If DD isn't interested in going back without competing (does she def feel this or is she worried others will judge her for not being as good as she was?) I'd ask specifically if she wants to try something or if she likes having the free time but leave it open for the future. Seems unfair to support DS to late teens but tell 9 yo nah, you got injured, go read a boon

I wouldn’t stop either of them going back, I think because both of them are out it’s made me realise more how much other stuff we are missing out on. DS will definitely get to decide if he wants to go back or not.

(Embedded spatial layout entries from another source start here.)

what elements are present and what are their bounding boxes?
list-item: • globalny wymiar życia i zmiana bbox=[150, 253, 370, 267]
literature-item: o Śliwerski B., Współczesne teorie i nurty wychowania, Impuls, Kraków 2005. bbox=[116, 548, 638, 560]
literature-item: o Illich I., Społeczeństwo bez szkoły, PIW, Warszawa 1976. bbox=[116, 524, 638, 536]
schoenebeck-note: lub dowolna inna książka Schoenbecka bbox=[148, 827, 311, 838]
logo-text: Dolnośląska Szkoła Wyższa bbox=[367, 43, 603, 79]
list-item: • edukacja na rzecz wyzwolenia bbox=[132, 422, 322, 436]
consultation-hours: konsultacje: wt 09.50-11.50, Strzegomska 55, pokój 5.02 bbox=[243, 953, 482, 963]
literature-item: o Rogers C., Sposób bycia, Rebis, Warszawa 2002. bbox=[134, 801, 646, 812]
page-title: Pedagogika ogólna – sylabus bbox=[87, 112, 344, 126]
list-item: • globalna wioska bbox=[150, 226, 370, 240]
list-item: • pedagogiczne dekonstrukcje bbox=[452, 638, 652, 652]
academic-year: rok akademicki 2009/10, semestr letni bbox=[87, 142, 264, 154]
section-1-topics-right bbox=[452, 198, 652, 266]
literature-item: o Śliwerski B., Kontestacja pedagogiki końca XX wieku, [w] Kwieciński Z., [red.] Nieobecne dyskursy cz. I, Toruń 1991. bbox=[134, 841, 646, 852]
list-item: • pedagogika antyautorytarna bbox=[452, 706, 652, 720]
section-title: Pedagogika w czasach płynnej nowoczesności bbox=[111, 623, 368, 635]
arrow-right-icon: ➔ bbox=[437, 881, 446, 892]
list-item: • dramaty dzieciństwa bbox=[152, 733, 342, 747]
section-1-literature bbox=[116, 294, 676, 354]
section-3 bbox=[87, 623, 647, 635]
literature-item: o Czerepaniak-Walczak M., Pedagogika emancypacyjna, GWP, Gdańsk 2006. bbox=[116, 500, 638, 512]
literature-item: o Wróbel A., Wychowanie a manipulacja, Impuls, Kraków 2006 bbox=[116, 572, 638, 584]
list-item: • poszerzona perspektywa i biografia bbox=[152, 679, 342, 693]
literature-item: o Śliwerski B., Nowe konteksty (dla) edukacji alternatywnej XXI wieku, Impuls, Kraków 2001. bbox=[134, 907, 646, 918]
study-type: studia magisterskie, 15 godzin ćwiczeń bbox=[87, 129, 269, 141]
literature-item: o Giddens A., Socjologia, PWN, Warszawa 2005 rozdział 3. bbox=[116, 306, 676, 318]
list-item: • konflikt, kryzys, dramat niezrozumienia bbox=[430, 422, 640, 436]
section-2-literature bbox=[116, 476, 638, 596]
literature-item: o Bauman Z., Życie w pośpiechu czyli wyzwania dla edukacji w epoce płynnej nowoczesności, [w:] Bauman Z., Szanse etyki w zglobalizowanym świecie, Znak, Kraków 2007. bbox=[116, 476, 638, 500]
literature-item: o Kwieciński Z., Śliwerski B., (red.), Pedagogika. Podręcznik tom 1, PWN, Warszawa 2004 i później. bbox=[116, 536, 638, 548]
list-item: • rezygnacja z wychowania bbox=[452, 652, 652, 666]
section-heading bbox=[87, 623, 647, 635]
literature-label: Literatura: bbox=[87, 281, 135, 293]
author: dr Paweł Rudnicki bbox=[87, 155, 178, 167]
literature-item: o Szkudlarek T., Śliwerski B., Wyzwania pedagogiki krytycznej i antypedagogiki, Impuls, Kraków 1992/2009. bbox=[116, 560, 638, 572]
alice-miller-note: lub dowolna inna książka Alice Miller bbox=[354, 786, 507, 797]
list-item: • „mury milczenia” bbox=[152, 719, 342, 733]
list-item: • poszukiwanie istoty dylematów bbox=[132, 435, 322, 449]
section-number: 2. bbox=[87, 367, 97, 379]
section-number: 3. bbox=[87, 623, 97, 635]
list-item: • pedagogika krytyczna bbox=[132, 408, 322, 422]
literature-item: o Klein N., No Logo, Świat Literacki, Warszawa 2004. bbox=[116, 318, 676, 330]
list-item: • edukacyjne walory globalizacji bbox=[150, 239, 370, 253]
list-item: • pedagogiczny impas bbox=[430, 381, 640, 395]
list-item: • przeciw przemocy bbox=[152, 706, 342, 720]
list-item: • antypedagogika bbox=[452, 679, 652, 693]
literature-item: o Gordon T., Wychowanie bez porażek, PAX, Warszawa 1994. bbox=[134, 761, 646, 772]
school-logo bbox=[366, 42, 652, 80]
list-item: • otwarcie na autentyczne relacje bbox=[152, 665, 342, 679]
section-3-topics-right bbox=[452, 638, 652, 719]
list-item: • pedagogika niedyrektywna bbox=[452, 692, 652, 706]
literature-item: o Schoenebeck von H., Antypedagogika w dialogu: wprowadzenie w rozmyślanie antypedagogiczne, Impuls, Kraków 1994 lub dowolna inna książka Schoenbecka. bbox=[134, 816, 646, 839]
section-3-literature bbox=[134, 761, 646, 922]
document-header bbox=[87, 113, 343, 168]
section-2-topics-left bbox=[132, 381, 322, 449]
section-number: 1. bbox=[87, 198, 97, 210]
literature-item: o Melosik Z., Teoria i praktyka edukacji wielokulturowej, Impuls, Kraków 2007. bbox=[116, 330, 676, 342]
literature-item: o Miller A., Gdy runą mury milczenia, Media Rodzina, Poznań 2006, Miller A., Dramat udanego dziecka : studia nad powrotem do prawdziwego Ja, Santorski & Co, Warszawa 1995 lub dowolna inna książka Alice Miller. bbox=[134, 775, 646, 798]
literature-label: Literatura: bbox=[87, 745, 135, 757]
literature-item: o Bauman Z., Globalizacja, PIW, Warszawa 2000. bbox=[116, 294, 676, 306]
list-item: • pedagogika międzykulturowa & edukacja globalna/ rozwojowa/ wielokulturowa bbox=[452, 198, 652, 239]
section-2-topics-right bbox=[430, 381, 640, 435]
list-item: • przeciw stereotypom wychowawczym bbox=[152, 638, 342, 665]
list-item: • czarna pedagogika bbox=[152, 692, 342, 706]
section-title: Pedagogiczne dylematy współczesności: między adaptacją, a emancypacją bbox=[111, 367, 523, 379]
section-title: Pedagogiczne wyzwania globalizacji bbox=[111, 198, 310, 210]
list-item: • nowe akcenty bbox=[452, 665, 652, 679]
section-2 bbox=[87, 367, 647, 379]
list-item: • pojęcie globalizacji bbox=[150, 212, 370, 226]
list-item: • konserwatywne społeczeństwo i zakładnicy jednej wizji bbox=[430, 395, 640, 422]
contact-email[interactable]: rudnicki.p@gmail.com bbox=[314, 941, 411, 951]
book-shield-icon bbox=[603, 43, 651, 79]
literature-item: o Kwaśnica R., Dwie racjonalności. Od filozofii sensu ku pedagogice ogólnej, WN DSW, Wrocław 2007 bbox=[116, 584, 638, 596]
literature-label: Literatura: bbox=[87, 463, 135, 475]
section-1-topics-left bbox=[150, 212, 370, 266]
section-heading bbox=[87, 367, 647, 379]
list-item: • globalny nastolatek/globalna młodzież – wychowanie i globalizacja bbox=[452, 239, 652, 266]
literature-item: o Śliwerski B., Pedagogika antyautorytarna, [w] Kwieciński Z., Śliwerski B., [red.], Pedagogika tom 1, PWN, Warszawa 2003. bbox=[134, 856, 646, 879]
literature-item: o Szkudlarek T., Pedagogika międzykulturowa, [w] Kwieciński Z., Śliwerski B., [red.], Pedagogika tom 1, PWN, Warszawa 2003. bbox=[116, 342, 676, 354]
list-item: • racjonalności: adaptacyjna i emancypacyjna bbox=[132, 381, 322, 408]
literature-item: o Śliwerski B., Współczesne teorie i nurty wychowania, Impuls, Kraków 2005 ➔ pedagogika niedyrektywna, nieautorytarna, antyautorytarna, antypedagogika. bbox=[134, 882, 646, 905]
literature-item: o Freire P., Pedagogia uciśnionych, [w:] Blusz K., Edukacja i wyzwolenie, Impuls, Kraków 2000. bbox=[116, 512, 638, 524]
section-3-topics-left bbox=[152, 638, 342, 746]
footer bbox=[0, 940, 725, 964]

I think unless we literally go back to exactly what classes they were doing before we need to drop it down significantly and it be a lot more for fun (for DD mainly). Maybe we need to find something that’s on an evening and not at weekends for a happy medium.

OP posts:
Neonplant · 26/09/2021 21:09

It all sounds a bit ott to me. Its such a mumsnet thing for kids to have loads of hobbies they're amazing at and could do as a profession. But it's not all or nothing either. They could fo one or others which van be fine independently?

Nomoreusernames1244 · 26/09/2021 21:11

Mine do hobbies- as in sports, otherwise they would sit on their arses and do nothing. They need some sort of physical activity.

Oldest is committed and trains hard. Youngest not so much, and has gradually switched from potential elite squads to more recreational, team oriented sports. They really would sit on their phone, so it gets them in a sports hall 3 or 4 times a week, and they get the odd weekend away to compete.